By Eric Ferreri, The News & Observer, Raleigh, N.C.

Jan. 31–DURHAM — A year after being forced to limit its enrollment due to poor performance by its graduates on the state’s professional licensure exam, N.C. Central University’s nursing program has rebounded impressively.

In 2007, 91 percent of NCCU’s nursing program graduates passed the state exam, a nine-point improvement over the prior year. It was the first time in six years that NCCU’s nursing graduates had reached the UNC system’s 85 percent passage rate benchmark.

Last year, the program’s enrollment was docked 15 percent — or about 18 students — under a rule punishing UNC-system campuses whose nursing graduates don’t hit the system’s 85 percent passage standard two years in a row. That meant that this year it enrolled 18 fewer students than its 125-student maximum, a ceiling set by the state Board of Nursing.

The reduction was a blow to a program charged by the UNC system with doubling its number of graduates by 2010. But even last year, there were signs of a renaissance. The 82 percent passage rate in 2006 was an improvement over the 65 percent rate the prior year. The state board requires a 75 percent passage rate.

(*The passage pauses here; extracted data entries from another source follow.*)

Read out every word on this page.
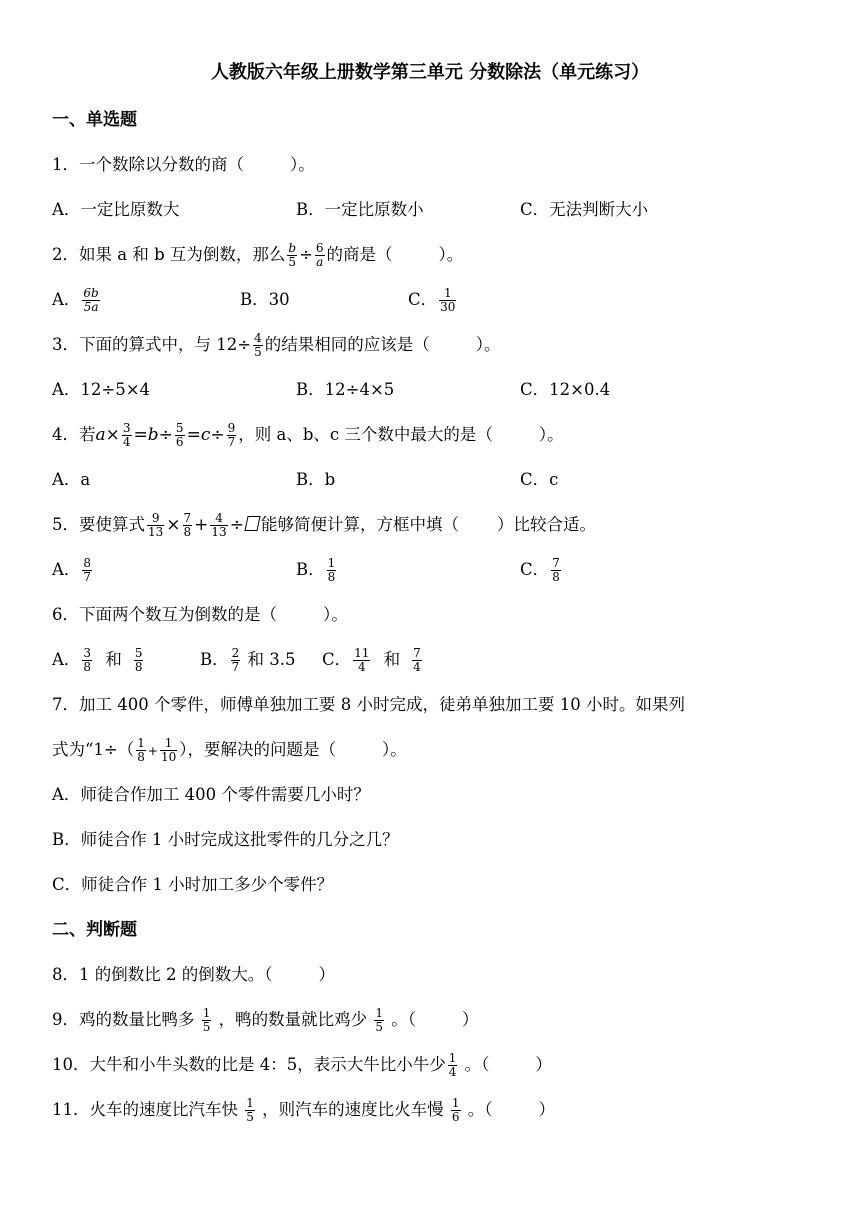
人教版六年级上册数学第三单元 分数除法（单元练习）
一、单选题
1．一个数除以分数的商（	）。
A．一定比原数大	B．一定比原数小	C．无法判断大小
2．如果 a 和 b 互为倒数，那么 $\frac{b}{5} \div \frac{6}{a}$ 的商是（	）。
A． $\frac{6b}{5a}$	B．30	C． $\frac{1}{30}$
3．下面的算式中，与 $12\div \frac{4}{5}$ 的结果相同的应该是（	）。
A．12÷5×4	B．12÷4×5	C．12×0.4
4．若$a\times \frac{3}{4} =b\div \frac{5}{6} =c\div \frac{9}{7}$ ，则 a、b、c 三个数中最大的是（	）。
A．a	B．b	C．c
5．要使算式 $\frac{9}{13} \times \frac{7}{8} + \frac{4}{13}$ ÷ 能够简便计算，方框中填（ ）比较合适。
A． $\frac{8}{7}$	B． $\frac{1}{8}$	C． $\frac{7}{8}$
6．下面两个数互为倒数的是（	）。
A． $\frac{3}{8}$ 和 $\frac{5}{8}$	B． $\frac{2}{7}$ 和 3.5 C． $\frac{11}{4}$ 和 $\frac{7}{4}$
7．加工 400 个零件，师傅单独加工要 8 小时完成，徒弟单独加工要 10 小时。如果列
式为“$1\div( \frac{1}{8} + \frac{1}{10}$ ），要解决的问题是（	）。
A．师徒合作加工 400 个零件需要几小时？
B．师徒合作 1 小时完成这批零件的几分之几？
C．师徒合作 1 小时加工多少个零件？
二、判断题
8．1 的倒数比 2 的倒数大。（	）
9．鸡的数量比鸭多 $\frac{1}{5}$ ，鸭的数量就比鸡少 $\frac{1}{5}$ 。（	）
10．大牛和小牛头数的比是 4：5，表示大牛比小牛少 $\frac{1}{4}$ 。（	）
11．火车的速度比汽车快 $\frac{1}{5}$ ，则汽车的速度比火车慢 $\frac{1}{6}$ 。（	）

Lorna Harris, the program’s director, attributed the improvement in part to a series of changes within the program, including a new emphasis on advising, the creation in 2006 of a student support office and a change in admissions policy requiring applicants to have a 2.5 grade point average in the sciences.

“It’s good news, and I attribute it to hard work on the part of the faculty and the students,” Harris said. “Now we hope to aggressively recruit students to our program.”

Its enrollment shackles now off, the program has high hopes: a plan to continue adding students and faculty in the hopes of becoming a full-fledged professional school, Harris said.

According to the state board, 39 of 43 NCCU students passed the exam, accounting for the 91 percent passage rate. Durham Technical Community College’s nursing grads posted a 93 percent passage rate; at UNC-Chapel Hill, 93 percent passed, and at the Watts School of Nursing in Durham, 96 percent passed. Ninety percent of Duke’s nursing grads passed the exam, according to the same data.